Apple 'outstrips' all brands at box office
Apple may not sell the number-one personal computer, but it does lead in one important metric of consumer culture: movie product placement.
"Apple products appeared in 30% of all films that were number one at the US box office in 2010, outstripping product placements by any other single brand," the brand-trackers at Brandchannel reported on Tuesday in the tenth annual Brandcameo Product Placement Awards.
Brandchannel mentions only one number-one film that contained Apple products – the critically reamed Sex and the City 2, but it does call out a full fifty 2009-2010 films in which Apple kit appeared but which didn't make it to number one in the US, including such cinematic masterpieces as Dinner for Schmucks, Sorority Row, Vampires Suck, and Road Trip: Beer Pong.
Although Apple handily beat tied-for-second-place Nike, Chevrolet, and Ford in product
pimping placement, its lead is slipping. In 2009 it appeared in 44 per cent of number-one movies, and in 2008 it peaked at almost 50 per cent: 20 of 41 of that year's top flicks featured Apple products.
Other non-Apple product-placement news from Brandchannel:
- Iron Man 2 had the most branded products appearing onscreen – 64 – an achievement that Brandchannel called "a veritable brandstravaganza."
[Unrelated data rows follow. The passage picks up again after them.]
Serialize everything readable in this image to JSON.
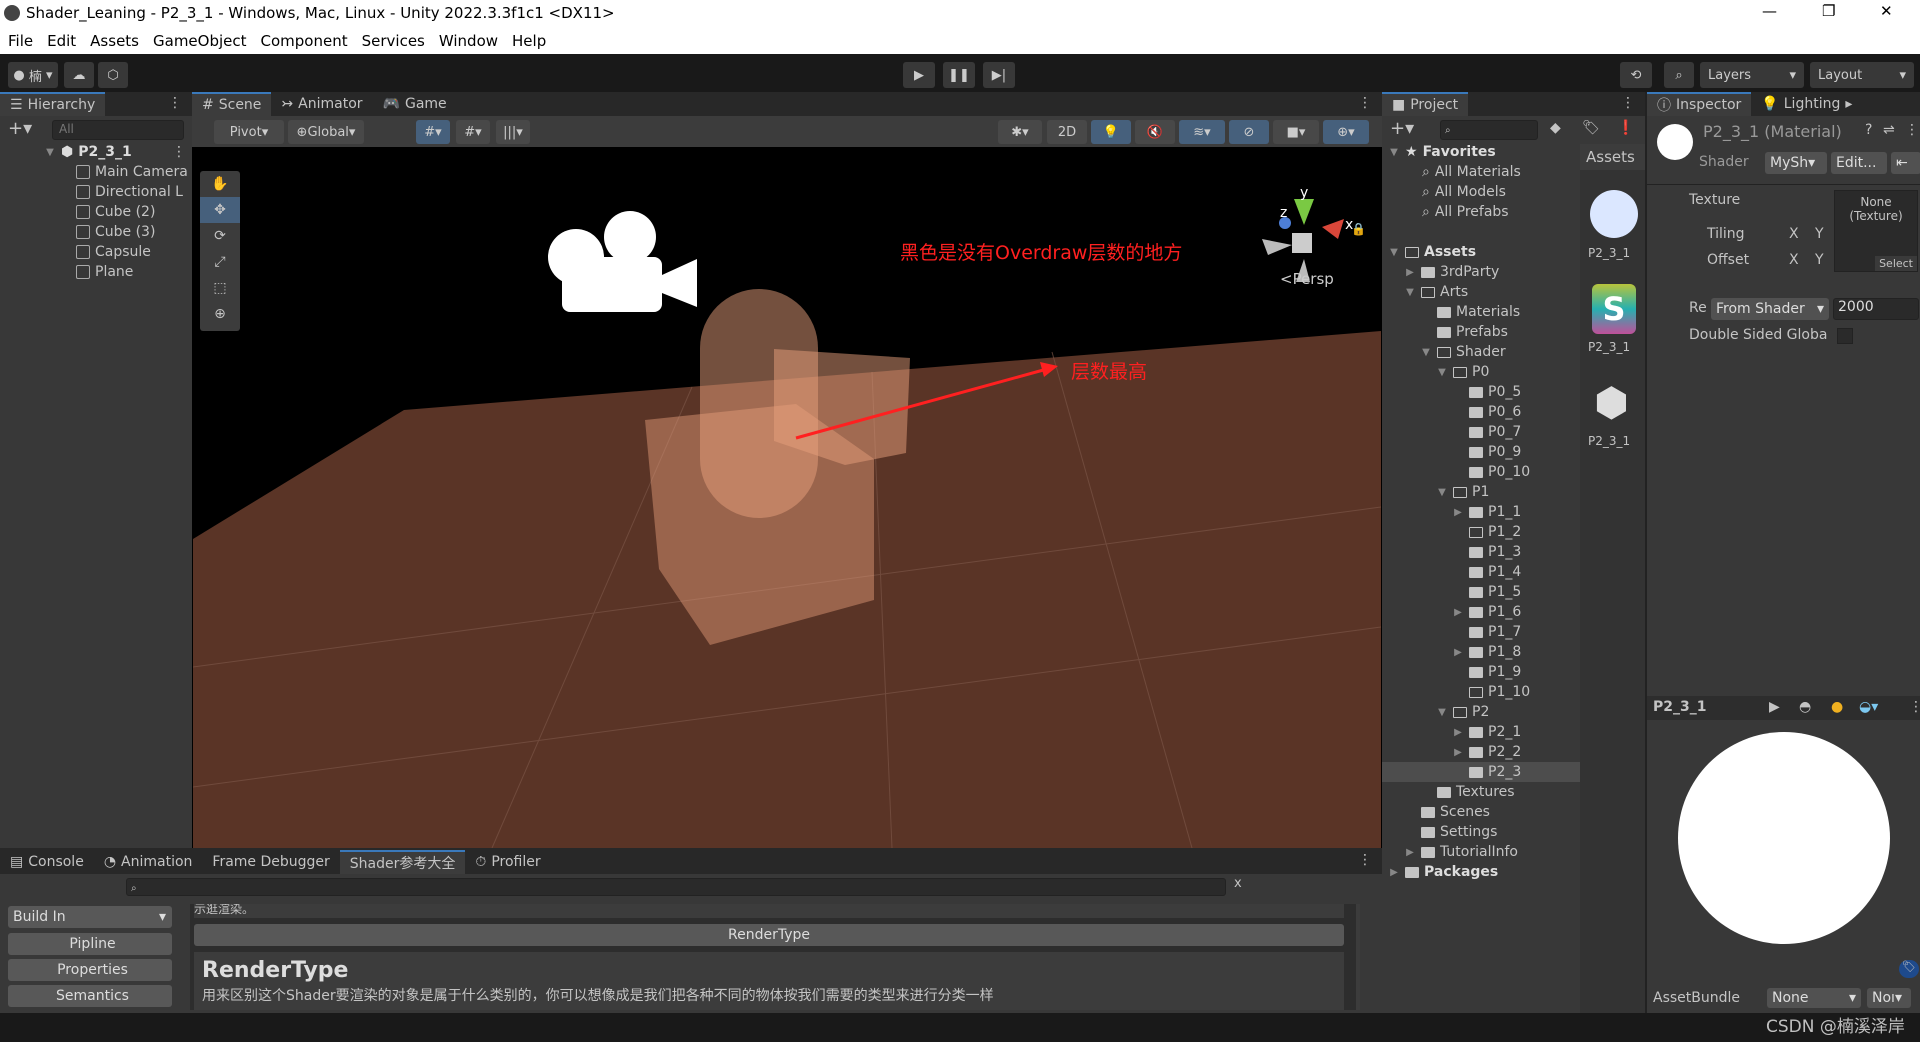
{
  "window": {
    "title": "Shader_Leaning - P2_3_1 - Windows, Mac, Linux - Unity 2022.3.3f1c1 <DX11>"
  },
  "menu": [
    "File",
    "Edit",
    "Assets",
    "GameObject",
    "Component",
    "Services",
    "Window",
    "Help"
  ],
  "toolbar": {
    "account": "楠",
    "layers": "Layers",
    "layout": "Layout"
  },
  "hierarchy": {
    "tab": "Hierarchy",
    "search_placeholder": "All",
    "scene": "P2_3_1",
    "items": [
      "Main Camera",
      "Directional L",
      "Cube (2)",
      "Cube (3)",
      "Capsule",
      "Plane"
    ]
  },
  "scene": {
    "tabs": [
      "Scene",
      "Animator",
      "Game"
    ],
    "pivot": "Pivot",
    "global": "Global",
    "mode_2d": "2D",
    "persp": "<Persp",
    "annotation_1": "黑色是没有Overdraw层数的地方",
    "annotation_2": "层数最高",
    "gizmo": {
      "x": "x",
      "y": "y",
      "z": "z"
    },
    "colors": {
      "sky": "#000000",
      "plane": "#5a3426",
      "overdraw": "#e8a07c",
      "annotation": "#ff2020"
    }
  },
  "bottom": {
    "tabs": [
      "Console",
      "Animation",
      "Frame Debugger",
      "Shader参考大全",
      "Profiler"
    ],
    "clear": "x",
    "pipeline_select": "Build In",
    "side_buttons": [
      "Pipline",
      "Properties",
      "Semantics"
    ],
    "prev_text": "示逛渲染。",
    "section_button": "RenderType",
    "heading": "RenderType",
    "body_text": "用来区别这个Shader要渲染的对象是属于什么类别的，你可以想像成是我们把各种不同的物体按我们需要的类型来进行分类一样"
  },
  "project": {
    "tab": "Project",
    "favorites": "Favorites",
    "fav_items": [
      "All Materials",
      "All Models",
      "All Prefabs"
    ],
    "tree": [
      {
        "label": "Assets",
        "depth": 0,
        "fold": "open",
        "bold": true
      },
      {
        "label": "3rdParty",
        "depth": 1,
        "fold": "closed"
      },
      {
        "label": "Arts",
        "depth": 1,
        "fold": "open"
      },
      {
        "label": "Materials",
        "depth": 2
      },
      {
        "label": "Prefabs",
        "depth": 2
      },
      {
        "label": "Shader",
        "depth": 2,
        "fold": "open"
      },
      {
        "label": "P0",
        "depth": 3,
        "fold": "open"
      },
      {
        "label": "P0_5",
        "depth": 4
      },
      {
        "label": "P0_6",
        "depth": 4
      },
      {
        "label": "P0_7",
        "depth": 4
      },
      {
        "label": "P0_9",
        "depth": 4
      },
      {
        "label": "P0_10",
        "depth": 4
      },
      {
        "label": "P1",
        "depth": 3,
        "fold": "open"
      },
      {
        "label": "P1_1",
        "depth": 4,
        "fold": "closed"
      },
      {
        "label": "P1_2",
        "depth": 4,
        "empty": true
      },
      {
        "label": "P1_3",
        "depth": 4
      },
      {
        "label": "P1_4",
        "depth": 4
      },
      {
        "label": "P1_5",
        "depth": 4
      },
      {
        "label": "P1_6",
        "depth": 4,
        "fold": "closed"
      },
      {
        "label": "P1_7",
        "depth": 4
      },
      {
        "label": "P1_8",
        "depth": 4,
        "fold": "closed"
      },
      {
        "label": "P1_9",
        "depth": 4
      },
      {
        "label": "P1_10",
        "depth": 4,
        "empty": true
      },
      {
        "label": "P2",
        "depth": 3,
        "fold": "open"
      },
      {
        "label": "P2_1",
        "depth": 4,
        "fold": "closed"
      },
      {
        "label": "P2_2",
        "depth": 4,
        "fold": "closed"
      },
      {
        "label": "P2_3",
        "depth": 4,
        "selected": true
      },
      {
        "label": "Textures",
        "depth": 2
      },
      {
        "label": "Scenes",
        "depth": 1
      },
      {
        "label": "Settings",
        "depth": 1
      },
      {
        "label": "TutorialInfo",
        "depth": 1,
        "fold": "closed"
      },
      {
        "label": "Packages",
        "depth": 0,
        "fold": "closed",
        "bold": true
      }
    ],
    "assets_header": "Assets",
    "assets": [
      "P2_3_1",
      "P2_3_1",
      "P2_3_1"
    ]
  },
  "inspector": {
    "tabs": [
      "Inspector",
      "Lighting"
    ],
    "title": "P2_3_1 (Material)",
    "shader_label": "Shader",
    "shader_value": "MySh",
    "edit": "Edit...",
    "texture_label": "Texture",
    "texture_slot": "None (Texture)",
    "select": "Select",
    "tiling": "Tiling",
    "offset": "Offset",
    "x": "X",
    "y": "Y",
    "render_queue_label": "Re",
    "render_queue_mode": "From Shader",
    "render_queue_value": "2000",
    "double_sided": "Double Sided Globa",
    "preview_title": "P2_3_1",
    "assetbundle_label": "AssetBundle",
    "assetbundle_value": "None",
    "assetbundle_variant": "Noı"
  },
  "watermark": "CSDN @楠溪泽岸"
}
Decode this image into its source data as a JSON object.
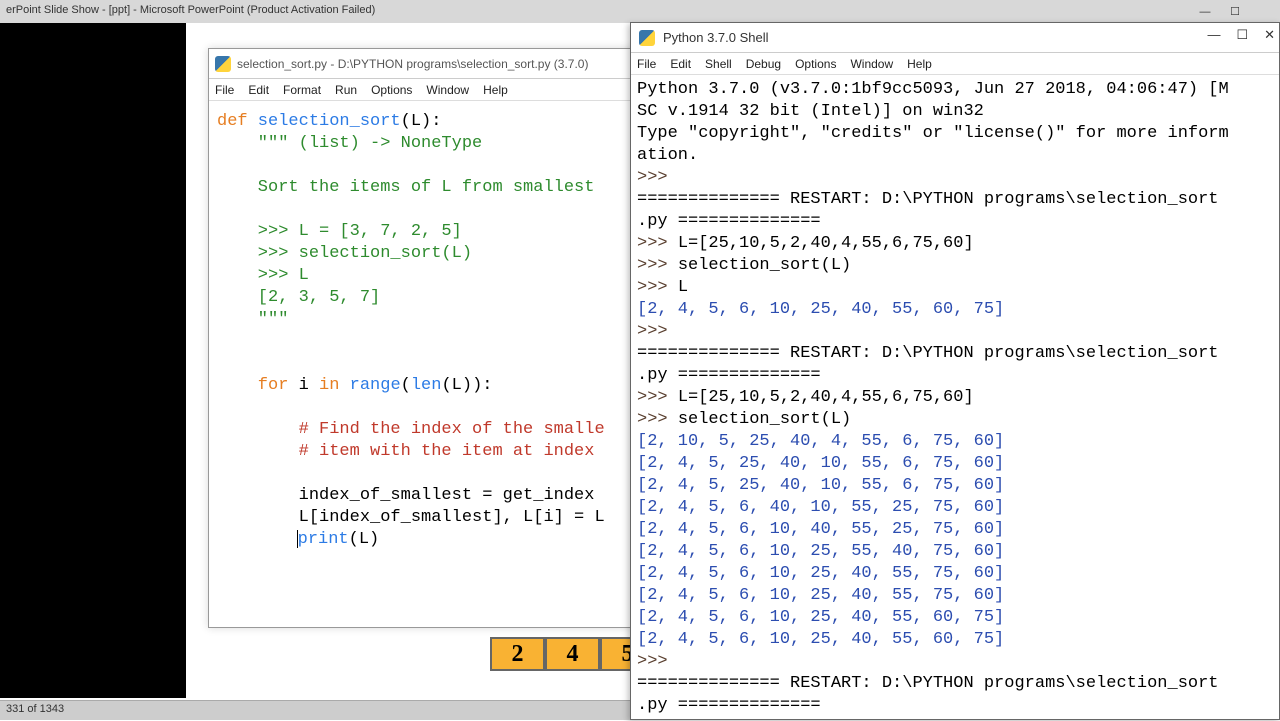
{
  "ppt": {
    "title": "erPoint Slide Show - [ppt] - Microsoft PowerPoint (Product Activation Failed)",
    "status": "331 of 1343",
    "boxes": [
      "2",
      "4",
      "5"
    ]
  },
  "editor": {
    "title": "selection_sort.py - D:\\PYTHON programs\\selection_sort.py (3.7.0)",
    "menu": [
      "File",
      "Edit",
      "Format",
      "Run",
      "Options",
      "Window",
      "Help"
    ],
    "code": {
      "l1a": "def",
      "l1b": " selection_sort",
      "l1c": "(L):",
      "l2": "    \"\"\" (list) -> NoneType",
      "l3": "",
      "l4": "    Sort the items of L from smallest",
      "l5": "",
      "l6": "    >>> L = [3, 7, 2, 5]",
      "l7": "    >>> selection_sort(L)",
      "l8": "    >>> L",
      "l9": "    [2, 3, 5, 7]",
      "l10": "    \"\"\"",
      "l11": "",
      "l12": "",
      "l13a": "    for",
      "l13b": " i ",
      "l13c": "in",
      "l13d": " range",
      "l13e": "(",
      "l13f": "len",
      "l13g": "(L)):",
      "l14": "",
      "l15": "        # Find the index of the smalle",
      "l16": "        # item with the item at index ",
      "l17": "",
      "l18": "        index_of_smallest = get_index",
      "l19": "        L[index_of_smallest], L[i] = L",
      "l20a": "        ",
      "l20b": "print",
      "l20c": "(L)"
    }
  },
  "shell": {
    "title": "Python 3.7.0 Shell",
    "menu": [
      "File",
      "Edit",
      "Shell",
      "Debug",
      "Options",
      "Window",
      "Help"
    ],
    "winbtns": {
      "min": "—",
      "max": "☐",
      "close": "✕"
    },
    "lines": [
      {
        "t": "plain",
        "s": "Python 3.7.0 (v3.7.0:1bf9cc5093, Jun 27 2018, 04:06:47) [M"
      },
      {
        "t": "plain",
        "s": "SC v.1914 32 bit (Intel)] on win32"
      },
      {
        "t": "plain",
        "s": "Type \"copyright\", \"credits\" or \"license()\" for more inform"
      },
      {
        "t": "plain",
        "s": "ation."
      },
      {
        "t": "prompt",
        "s": ">>> "
      },
      {
        "t": "restart",
        "s": "============== RESTART: D:\\PYTHON programs\\selection_sort"
      },
      {
        "t": "restart",
        "s": ".py =============="
      },
      {
        "t": "cmd",
        "p": ">>> ",
        "s": "L=[25,10,5,2,40,4,55,6,75,60]"
      },
      {
        "t": "cmd",
        "p": ">>> ",
        "s": "selection_sort(L)"
      },
      {
        "t": "cmd",
        "p": ">>> ",
        "s": "L"
      },
      {
        "t": "out",
        "s": "[2, 4, 5, 6, 10, 25, 40, 55, 60, 75]"
      },
      {
        "t": "prompt",
        "s": ">>> "
      },
      {
        "t": "restart",
        "s": "============== RESTART: D:\\PYTHON programs\\selection_sort"
      },
      {
        "t": "restart",
        "s": ".py =============="
      },
      {
        "t": "cmd",
        "p": ">>> ",
        "s": "L=[25,10,5,2,40,4,55,6,75,60]"
      },
      {
        "t": "cmd",
        "p": ">>> ",
        "s": "selection_sort(L)"
      },
      {
        "t": "out",
        "s": "[2, 10, 5, 25, 40, 4, 55, 6, 75, 60]"
      },
      {
        "t": "out",
        "s": "[2, 4, 5, 25, 40, 10, 55, 6, 75, 60]"
      },
      {
        "t": "out",
        "s": "[2, 4, 5, 25, 40, 10, 55, 6, 75, 60]"
      },
      {
        "t": "out",
        "s": "[2, 4, 5, 6, 40, 10, 55, 25, 75, 60]"
      },
      {
        "t": "out",
        "s": "[2, 4, 5, 6, 10, 40, 55, 25, 75, 60]"
      },
      {
        "t": "out",
        "s": "[2, 4, 5, 6, 10, 25, 55, 40, 75, 60]"
      },
      {
        "t": "out",
        "s": "[2, 4, 5, 6, 10, 25, 40, 55, 75, 60]"
      },
      {
        "t": "out",
        "s": "[2, 4, 5, 6, 10, 25, 40, 55, 75, 60]"
      },
      {
        "t": "out",
        "s": "[2, 4, 5, 6, 10, 25, 40, 55, 60, 75]"
      },
      {
        "t": "out",
        "s": "[2, 4, 5, 6, 10, 25, 40, 55, 60, 75]"
      },
      {
        "t": "prompt",
        "s": ">>> "
      },
      {
        "t": "restart",
        "s": "============== RESTART: D:\\PYTHON programs\\selection_sort"
      },
      {
        "t": "restart",
        "s": ".py =============="
      }
    ]
  }
}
- Glock handguns appeared in a full 22 of 2010's number-one flicks, a stat that may say more about the American love affair with lead-spitters than it does about the savvy of Glock's marketing department.
- 2010 was a down year for product names appearing in movie titles, with the only two contenders being the misspelled I Love You, Phillip Morris and the somewhat questionably included Elektra Luxx. The Reg yearns for the greasy glory days of Harold & Kumar Go to White Castle.
Apple's lead is understandable. Love the company's products or hate them, there's no denying that they're associated in moviegoers' minds with the hip and stylish – and with the meteoric rise of the photogenic iPad, The Reg predicts that Apple kit will fare even better in 2011's Brandcameo Product Placement Awards.
And – just possibly – some enterprising scriptwriter is at this very moment shopping a high-concept treatment around Hollywood entitled "Woz 3D". The mind reels. ®
So what? Just means Apples pays more in kind or money than others.
I like the way the actors type away and from observation it is quite meaningless gibberish. Also check out the keyboards, I've seen non-Apple keyboards with fruity screens.
I know one production that used a telephone from a certain company but in actuality the thing was empty with a few pictures illuminated by LEDS and power by wire from the actors sleeve.
I wonder is Jobs demands script supervision rights too?
It's not all product placement.
OK, maybe it is in Hollywood, but some authors and screenwriters help define their characters by choosing the stuff they use with care. That is why the decision to allow PP in TV drama in the UK is such a pain in the arse. Viewers will assume that everything is just paid-for placement.
Another victory for commerce over art. :-(
Another contributing factor is that Steve Jobs owns an influential share of Disney which in turn owns lots of film production companies. Hence pedaling Apple's wares.
Two films gave FOSS support this year, Tron Legacy (Ubuntu) and The Social Network (KDE 3.x)
It seems everyone in movies uses a Mac
...even working-class stiffs who can't afford them. it makes the filmmakers look like idiots...just as it does when a starlet plays a working-class woman with perfect pearly-white teeth.
"reasons to hate Star Trek 11"
Phew, I thought I was the only one who thought that movie was pants. Glad to see I'm not the only one. Everyone else seemed to rave on about how bloody awesome it was.
I walked out on it before it was half over.